A v The Queen
[2008] NZSC 23
•9 April 2008
IN THE SUPREME COURT OF NEW ZEALAND
SC 4/2008
[2008] NZSC 23A
v
THE QUEEN
Court:Elias CJ, Blanchard and Anderson JJ
Counsel:G King for Applicant
A Markham for Crown
Judgment:9 April 2008
JUDGMENT OF THE COURT
THE APPLICATION FOR LEAVE TO APPEAL IS DISMISSED.
REASONS
[1] The applicant seeks leave to appeal, being out of time from a decision of the Court of Appeal delivered on 28 November 2005 in respect of his conviction on one count of sexual violation by rape. The victim was the applicant’s three year old daughter who lived with her mother during the week but stayed at the applicant’s home on weekends.
[2] In the course of a weekend visit the child became infected, intra-vaginally, with gonorrhoea. The source of the infecting bacterium was, undoubtedly, the applicant. The child’s genitalia showed no evidence of penetration but the Crown case depended, crucially, on the proposition that the bacterium was introduced into the vagina by sexual penetration of the genitalia.
[3] Two experts on the issue were called by the Crown. One is a paediatrician with expertise in child abuse; the other is a specialist venereologist. Their evidence was to the effect that there must have been direct contact between at least the tip of the applicant’s penis and the entrance to the child’s vagina, inside the labia minora. That of course would amount to penetration for the purposes of the offence.

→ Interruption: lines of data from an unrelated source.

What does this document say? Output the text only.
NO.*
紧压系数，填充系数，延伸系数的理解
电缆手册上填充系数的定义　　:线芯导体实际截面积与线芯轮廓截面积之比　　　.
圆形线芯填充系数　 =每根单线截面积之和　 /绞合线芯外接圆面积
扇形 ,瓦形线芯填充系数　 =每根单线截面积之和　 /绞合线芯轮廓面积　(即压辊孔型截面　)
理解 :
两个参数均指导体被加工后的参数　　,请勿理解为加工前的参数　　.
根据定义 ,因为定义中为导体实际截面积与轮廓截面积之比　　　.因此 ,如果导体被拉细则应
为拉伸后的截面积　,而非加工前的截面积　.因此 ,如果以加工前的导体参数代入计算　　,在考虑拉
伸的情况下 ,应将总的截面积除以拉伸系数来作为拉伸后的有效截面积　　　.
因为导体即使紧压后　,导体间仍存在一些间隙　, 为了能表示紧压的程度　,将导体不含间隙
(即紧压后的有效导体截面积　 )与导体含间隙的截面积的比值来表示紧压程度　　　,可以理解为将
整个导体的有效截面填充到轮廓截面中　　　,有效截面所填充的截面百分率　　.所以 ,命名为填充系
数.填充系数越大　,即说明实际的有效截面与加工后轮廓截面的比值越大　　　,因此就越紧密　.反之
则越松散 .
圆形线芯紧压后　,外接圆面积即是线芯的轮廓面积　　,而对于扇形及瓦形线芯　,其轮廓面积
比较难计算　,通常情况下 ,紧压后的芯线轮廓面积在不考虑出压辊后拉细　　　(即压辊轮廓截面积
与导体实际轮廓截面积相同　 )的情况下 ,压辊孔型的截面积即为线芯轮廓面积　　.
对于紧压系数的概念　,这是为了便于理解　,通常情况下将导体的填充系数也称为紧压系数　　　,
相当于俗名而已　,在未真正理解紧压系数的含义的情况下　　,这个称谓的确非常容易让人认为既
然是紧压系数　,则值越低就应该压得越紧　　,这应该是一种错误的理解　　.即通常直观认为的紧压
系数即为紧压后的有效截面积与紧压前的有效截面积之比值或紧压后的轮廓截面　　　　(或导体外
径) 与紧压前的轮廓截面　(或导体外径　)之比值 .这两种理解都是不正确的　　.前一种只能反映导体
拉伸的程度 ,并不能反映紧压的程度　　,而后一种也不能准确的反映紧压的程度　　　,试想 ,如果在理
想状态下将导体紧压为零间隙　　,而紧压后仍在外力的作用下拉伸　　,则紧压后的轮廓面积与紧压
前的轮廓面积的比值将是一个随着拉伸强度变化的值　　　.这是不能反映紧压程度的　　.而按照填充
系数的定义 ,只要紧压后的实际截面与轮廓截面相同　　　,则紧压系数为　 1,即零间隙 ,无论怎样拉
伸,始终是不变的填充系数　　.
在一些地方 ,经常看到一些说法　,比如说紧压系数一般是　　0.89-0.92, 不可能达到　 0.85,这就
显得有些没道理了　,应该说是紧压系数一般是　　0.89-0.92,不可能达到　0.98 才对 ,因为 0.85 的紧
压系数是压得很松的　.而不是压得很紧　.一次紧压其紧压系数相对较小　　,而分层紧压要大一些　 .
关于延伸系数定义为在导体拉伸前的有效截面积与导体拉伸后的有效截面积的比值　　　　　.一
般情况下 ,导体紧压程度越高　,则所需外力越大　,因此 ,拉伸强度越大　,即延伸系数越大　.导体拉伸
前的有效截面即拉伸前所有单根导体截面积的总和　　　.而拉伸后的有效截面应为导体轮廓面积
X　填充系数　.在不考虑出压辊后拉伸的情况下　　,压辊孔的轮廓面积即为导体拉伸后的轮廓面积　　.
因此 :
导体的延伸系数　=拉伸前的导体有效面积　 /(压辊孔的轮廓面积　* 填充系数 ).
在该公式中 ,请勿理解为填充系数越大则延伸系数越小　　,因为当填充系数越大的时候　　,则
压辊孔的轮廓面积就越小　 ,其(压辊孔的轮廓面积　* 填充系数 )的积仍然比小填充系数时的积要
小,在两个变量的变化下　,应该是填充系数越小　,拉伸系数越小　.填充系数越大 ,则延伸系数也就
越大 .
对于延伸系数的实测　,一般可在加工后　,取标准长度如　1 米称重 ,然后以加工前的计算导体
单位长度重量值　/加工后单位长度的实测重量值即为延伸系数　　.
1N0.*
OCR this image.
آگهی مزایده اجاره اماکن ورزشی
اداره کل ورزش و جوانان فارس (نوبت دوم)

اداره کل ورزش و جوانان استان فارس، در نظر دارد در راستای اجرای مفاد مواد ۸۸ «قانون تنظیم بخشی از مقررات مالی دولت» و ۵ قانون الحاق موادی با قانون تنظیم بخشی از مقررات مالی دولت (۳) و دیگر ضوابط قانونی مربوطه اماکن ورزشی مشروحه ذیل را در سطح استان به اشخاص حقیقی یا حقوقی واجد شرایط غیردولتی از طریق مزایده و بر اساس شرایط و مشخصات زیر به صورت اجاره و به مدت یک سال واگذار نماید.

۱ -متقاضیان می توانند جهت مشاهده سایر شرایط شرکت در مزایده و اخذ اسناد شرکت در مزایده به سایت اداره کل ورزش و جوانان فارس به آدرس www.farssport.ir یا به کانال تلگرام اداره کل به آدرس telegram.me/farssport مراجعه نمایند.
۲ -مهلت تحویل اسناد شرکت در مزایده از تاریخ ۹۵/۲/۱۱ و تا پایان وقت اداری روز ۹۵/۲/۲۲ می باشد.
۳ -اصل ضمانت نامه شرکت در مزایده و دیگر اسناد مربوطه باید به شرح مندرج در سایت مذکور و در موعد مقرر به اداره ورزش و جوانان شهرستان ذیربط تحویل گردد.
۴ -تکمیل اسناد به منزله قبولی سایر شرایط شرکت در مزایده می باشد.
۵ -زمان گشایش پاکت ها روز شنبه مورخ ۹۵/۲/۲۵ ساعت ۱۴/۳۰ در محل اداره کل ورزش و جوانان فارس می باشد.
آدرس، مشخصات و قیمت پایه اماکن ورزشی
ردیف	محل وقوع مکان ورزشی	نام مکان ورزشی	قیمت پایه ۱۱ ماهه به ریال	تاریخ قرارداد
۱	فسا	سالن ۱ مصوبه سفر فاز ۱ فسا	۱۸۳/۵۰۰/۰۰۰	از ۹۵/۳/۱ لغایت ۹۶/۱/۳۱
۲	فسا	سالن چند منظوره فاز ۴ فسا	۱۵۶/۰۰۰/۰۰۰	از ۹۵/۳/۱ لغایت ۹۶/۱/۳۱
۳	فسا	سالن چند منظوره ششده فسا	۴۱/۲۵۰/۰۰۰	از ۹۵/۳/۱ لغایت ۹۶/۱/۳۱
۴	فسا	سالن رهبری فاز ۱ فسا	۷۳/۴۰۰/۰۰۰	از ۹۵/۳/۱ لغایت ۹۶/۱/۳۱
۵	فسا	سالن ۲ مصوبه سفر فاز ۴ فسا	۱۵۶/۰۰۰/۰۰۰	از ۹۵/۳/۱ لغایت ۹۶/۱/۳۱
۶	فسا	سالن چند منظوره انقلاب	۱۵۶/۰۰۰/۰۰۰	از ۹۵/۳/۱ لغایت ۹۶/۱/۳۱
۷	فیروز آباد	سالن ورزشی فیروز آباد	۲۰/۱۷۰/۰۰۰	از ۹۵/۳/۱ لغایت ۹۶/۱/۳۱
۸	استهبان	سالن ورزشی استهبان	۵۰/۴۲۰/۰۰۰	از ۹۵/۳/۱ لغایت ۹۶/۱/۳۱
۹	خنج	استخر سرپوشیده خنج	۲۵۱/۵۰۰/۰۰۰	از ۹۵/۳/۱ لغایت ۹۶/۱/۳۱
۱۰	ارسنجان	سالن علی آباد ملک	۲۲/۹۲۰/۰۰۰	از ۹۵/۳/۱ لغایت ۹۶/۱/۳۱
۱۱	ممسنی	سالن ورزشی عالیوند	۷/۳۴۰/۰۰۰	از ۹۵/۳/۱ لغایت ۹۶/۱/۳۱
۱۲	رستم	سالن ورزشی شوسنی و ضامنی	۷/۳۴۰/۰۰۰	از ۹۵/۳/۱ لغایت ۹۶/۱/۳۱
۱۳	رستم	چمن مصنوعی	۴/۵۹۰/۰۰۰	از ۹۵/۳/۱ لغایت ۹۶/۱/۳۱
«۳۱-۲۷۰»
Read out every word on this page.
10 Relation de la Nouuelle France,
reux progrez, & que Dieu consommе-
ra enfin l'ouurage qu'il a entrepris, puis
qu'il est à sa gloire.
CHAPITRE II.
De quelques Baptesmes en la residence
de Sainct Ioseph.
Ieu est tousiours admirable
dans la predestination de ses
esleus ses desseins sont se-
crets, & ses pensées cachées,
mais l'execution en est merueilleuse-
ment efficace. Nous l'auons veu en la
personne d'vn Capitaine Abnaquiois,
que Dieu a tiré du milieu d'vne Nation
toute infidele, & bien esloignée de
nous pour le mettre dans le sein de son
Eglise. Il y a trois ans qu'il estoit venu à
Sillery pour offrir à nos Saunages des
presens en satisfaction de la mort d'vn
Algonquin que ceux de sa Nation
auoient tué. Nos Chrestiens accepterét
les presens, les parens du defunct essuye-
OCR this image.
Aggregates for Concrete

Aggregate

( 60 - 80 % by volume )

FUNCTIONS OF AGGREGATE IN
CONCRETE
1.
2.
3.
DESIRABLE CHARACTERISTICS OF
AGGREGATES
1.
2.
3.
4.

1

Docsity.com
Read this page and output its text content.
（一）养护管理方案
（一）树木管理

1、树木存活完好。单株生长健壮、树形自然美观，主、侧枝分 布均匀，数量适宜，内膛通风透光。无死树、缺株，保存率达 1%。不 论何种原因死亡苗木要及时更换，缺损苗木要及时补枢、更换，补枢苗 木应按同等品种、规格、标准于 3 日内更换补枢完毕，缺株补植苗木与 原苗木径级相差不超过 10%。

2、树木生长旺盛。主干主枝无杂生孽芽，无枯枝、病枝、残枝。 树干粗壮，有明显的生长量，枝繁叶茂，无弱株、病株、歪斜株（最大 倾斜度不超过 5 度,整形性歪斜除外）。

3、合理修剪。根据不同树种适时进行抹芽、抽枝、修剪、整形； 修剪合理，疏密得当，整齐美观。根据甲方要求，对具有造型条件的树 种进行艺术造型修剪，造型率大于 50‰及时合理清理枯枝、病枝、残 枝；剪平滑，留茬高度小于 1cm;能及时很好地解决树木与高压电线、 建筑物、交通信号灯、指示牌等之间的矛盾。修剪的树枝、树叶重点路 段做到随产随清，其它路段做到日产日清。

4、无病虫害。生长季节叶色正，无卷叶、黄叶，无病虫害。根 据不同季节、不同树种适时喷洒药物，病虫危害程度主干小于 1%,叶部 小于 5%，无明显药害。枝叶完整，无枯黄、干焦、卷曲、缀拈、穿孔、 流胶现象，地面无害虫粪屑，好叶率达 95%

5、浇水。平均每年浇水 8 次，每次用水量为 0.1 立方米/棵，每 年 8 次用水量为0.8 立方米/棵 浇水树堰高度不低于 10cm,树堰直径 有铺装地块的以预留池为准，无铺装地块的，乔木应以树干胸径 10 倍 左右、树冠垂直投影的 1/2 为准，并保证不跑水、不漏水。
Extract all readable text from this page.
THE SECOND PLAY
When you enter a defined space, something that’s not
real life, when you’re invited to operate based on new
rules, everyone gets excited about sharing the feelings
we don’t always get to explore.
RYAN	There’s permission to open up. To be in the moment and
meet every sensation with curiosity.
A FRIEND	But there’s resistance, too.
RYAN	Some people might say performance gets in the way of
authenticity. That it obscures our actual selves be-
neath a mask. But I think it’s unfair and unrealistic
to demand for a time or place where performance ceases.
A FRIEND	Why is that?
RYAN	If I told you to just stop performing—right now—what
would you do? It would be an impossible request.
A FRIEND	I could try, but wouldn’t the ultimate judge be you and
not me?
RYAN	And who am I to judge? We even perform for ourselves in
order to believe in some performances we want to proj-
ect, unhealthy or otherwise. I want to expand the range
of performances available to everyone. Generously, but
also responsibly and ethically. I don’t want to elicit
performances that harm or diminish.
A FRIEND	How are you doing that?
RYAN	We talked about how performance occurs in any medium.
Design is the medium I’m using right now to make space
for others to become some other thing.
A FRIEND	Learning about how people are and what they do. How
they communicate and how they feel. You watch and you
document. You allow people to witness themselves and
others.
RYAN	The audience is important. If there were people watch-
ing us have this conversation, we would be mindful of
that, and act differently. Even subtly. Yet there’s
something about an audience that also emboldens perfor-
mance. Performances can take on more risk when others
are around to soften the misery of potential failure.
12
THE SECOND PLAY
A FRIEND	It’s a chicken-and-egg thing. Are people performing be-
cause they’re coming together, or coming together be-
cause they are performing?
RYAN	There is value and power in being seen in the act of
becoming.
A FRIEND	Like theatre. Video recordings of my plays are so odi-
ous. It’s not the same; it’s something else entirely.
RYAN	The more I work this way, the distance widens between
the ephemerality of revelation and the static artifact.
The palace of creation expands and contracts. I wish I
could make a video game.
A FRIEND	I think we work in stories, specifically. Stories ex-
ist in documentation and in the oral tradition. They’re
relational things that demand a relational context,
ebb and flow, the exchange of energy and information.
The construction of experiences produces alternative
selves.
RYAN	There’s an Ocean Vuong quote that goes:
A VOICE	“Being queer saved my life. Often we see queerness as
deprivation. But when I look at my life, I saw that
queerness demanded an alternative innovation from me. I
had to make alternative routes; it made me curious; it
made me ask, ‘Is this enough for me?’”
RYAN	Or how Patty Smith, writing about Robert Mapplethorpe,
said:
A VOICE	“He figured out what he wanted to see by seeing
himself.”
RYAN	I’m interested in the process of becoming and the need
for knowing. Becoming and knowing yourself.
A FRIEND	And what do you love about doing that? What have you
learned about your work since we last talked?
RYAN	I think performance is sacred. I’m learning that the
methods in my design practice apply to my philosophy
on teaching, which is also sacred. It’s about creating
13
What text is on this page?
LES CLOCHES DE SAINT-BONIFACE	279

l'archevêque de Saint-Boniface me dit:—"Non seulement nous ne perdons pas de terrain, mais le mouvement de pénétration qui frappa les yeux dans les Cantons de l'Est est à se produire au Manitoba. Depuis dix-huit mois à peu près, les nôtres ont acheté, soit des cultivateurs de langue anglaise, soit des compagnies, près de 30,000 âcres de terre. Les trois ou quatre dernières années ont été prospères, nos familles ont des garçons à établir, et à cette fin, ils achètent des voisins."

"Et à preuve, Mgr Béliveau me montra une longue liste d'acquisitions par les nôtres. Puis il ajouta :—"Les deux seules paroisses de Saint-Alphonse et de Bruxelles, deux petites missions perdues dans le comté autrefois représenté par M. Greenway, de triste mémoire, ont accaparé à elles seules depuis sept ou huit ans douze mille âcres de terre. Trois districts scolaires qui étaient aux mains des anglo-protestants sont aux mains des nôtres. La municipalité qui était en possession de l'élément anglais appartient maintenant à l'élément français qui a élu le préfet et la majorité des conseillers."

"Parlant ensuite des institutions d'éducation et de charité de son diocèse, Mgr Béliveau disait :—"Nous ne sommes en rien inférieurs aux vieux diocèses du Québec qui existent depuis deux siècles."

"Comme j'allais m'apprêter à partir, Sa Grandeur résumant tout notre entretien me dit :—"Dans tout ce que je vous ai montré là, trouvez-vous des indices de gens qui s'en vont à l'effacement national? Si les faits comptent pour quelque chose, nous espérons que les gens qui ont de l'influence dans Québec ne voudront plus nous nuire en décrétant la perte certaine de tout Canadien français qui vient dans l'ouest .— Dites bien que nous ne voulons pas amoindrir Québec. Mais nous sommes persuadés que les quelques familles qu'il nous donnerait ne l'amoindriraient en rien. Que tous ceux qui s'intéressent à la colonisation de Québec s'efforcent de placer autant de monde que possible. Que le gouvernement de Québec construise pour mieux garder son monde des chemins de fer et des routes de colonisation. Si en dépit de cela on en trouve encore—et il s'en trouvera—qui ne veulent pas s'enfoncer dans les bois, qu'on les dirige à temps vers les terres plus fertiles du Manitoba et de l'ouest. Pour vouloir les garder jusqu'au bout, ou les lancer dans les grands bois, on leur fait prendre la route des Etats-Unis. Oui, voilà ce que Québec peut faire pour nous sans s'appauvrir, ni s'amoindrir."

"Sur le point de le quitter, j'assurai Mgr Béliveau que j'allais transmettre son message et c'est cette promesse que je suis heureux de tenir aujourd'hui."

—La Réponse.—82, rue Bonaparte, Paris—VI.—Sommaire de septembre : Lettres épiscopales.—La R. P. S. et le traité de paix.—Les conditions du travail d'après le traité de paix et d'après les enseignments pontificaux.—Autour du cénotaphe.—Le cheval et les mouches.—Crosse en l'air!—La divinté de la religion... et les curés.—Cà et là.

[4] The applicant had told the Police that his daughter slept in his bed but with both him and her fully clothed; that they shared a bath but that he had not touched her genitalia with his hands; that he used a bar of soap to wash her and she used her own separate towel. Crucial to the applicant’s defence was acceptance by the jury of a reasonable possibility that the infection could have been transmitted non-sexually. His counsel did not lead expert evidence but did cross-examine about non-sexual transmission of the bacterium via bathwater or inanimate objects, relying on a selection of medical writings. The jury must have been satisfied that in all the circumstances there was no reasonable possibility that the child contracted the disease from a non-sexual transmission of the bacterium.
[5] The leave application to this Court is founded on a recent article published in the Journal of Forensic and Legal Medicine during 2007, some years after the applicant’s trial, by Dr Felicity Goodyear-Smith, an Associate Professor in the Faculty of Medical and Health Science at the University of Auckland. Her thesis is that although international consensus guidelines state that gonorrhoea in pre-pubertal children is always, or nearly always, sexually transmitted, a systematic review of the literature does not concur with that. It is submitted on behalf of the applicant that Dr Goodyear-Smith’s article is fresh evidence indicating that a miscarriage of justice has or may have occurred, warranting a further appeal to this Court; but we are not persuaded that leave should be granted.
[6] A reading of the article shows that its scope is too general to be of assistance in this case. The authority of the article seems very questionable, in any event, having regard to writing criticising it, exhibited by the Crown. Further, it examines literature, all of which was in existence at the time of the applicant’s trial, some of it for decades and up to more than a century. In short, the article is neither new nor cogent.
[7] The application for leave to appeal is accordingly dismissed.